Прокурор лежал опрокинутый, с леденеющим сердцем прислушиваясь, как в нем перемешиваются печенки с селезенками, и челюсть била барабанную дробь.
— Нет, я не понимаю, чему нас научили, эти учителя, эти самые директора, — сдавленно, задыхаясь, пропищал он. — Ладно, мы доверчивы, мы дубины, но директора не могут не знать, что учат, мерзавцы, не тому…
Видимо, Крабов сквозь шум не расслышал, потому что не ответил, и прокурор обрадовался, потому что язык сплел не то, что хотелось выразить. Он не умел выразить. Ему хотелось, чтобы кто-то объяснил ему, как из мальчика далеких лет он превратился в себя, теперешнего, как он шел по лестнице жизни к сияющим вершинам и вдруг как бы пришел в выгребную яму. А может, просто прошедший день был так прост и естественен, сено в машине так пахуче, небо так бездонно, а жизнь была такой необъятной тайной, что прокурор показался сам себе в эту минуту нелепостью.
Эта мысль за его долгую практику ни разу не приходила ему. Он работал, делал карьеру, судил-гвоздил-рядил, добивался приговоров и приговоров: так надо. И вдруг явилась мысль, после невыносимой жары августовского дня, беспризорных вишен (ах, хороши были вишни), грома и грозы, сестрички во сне, малины (о, как малина была хороша!).

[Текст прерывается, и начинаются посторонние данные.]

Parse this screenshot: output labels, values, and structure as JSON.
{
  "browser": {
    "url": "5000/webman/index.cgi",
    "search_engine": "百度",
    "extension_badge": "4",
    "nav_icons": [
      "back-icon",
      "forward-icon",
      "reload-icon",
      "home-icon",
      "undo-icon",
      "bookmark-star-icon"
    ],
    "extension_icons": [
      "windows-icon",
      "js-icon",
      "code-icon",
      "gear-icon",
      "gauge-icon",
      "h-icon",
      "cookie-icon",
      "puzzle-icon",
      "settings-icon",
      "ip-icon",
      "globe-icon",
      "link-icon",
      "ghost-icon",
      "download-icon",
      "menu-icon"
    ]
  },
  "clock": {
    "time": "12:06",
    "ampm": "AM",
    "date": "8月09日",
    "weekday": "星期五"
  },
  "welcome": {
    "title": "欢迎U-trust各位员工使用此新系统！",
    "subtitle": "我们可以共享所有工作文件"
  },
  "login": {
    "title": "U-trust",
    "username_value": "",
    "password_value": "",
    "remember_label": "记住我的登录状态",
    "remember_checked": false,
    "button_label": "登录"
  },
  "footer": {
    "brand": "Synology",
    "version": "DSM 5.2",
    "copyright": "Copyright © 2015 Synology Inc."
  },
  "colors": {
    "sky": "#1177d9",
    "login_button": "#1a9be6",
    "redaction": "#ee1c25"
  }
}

— Учат правильно, — жестко сказал Крабов; оказывается, он слышал. — Другое дело: сдохнем, никто добрым словом не помянет, ну и плевать, едрена мать, мы делали работу; мы ассенизаторы, прокурор.
— Мы не ассенизаторы, — сказал Попелюшко, как пьяный. — Мы говно.
Грузовик завизжал, круто затормозил и остановился.
Вокруг были избы, деревня. У плетня, освещенные фарами, оправляли одежду девка и парень, видимо вскочившие прямо с дороги.
— Что, другого места не нашли? — разъяренно кричал из кабины шофер. — Вот рыла вам набьем!
— Сами рыла, паразиты. Ехали где? Ну и ехайте стороной, ехайте! — грубо, с ненавистью отвечал парень.
— Эт-та что? Много себе позволяешь, ты! — крикнул из кузова Крабов, профессионально свирепея. — Как фамилия? Какой деревни?
Девка испуганно потянула парня, и они сразу исчезли в темноте.
— Клины это деревня, клиновские они, — угодливо объяснил шофер.
— Распустился народ. Ты его знаешь?
— Да кто ж его знает? Хотите, можем наздогонить?
— Не возьмем, они задами пошли. Ладно, дела поважнее ждут. Поехали!
Машина тронулась. Крабов бухнулся в сено, сделав вид, что спит. Савин храпел, не просыпаясь. Прокурор долго боролся с тряской, пока ему удалось с дикими, неприличными усилиями опять приподнять на колени свою тушу, выглянул из-за кабины и увидел то же: два луча, на одно мгновение в вечности прокладывающие лезвие в тьме, по узкой колее между стенами хлебов.
Он понял, что не может жить. И знал, что нужно делать. Нужно убить жену, убить детей и убить себя. Нет, себя не убить — уйти в поле, зарасти волосами, одичать, разучиться говорить, думать. Забиться в густую пшеницу и блестеть оттуда зелеными глазами.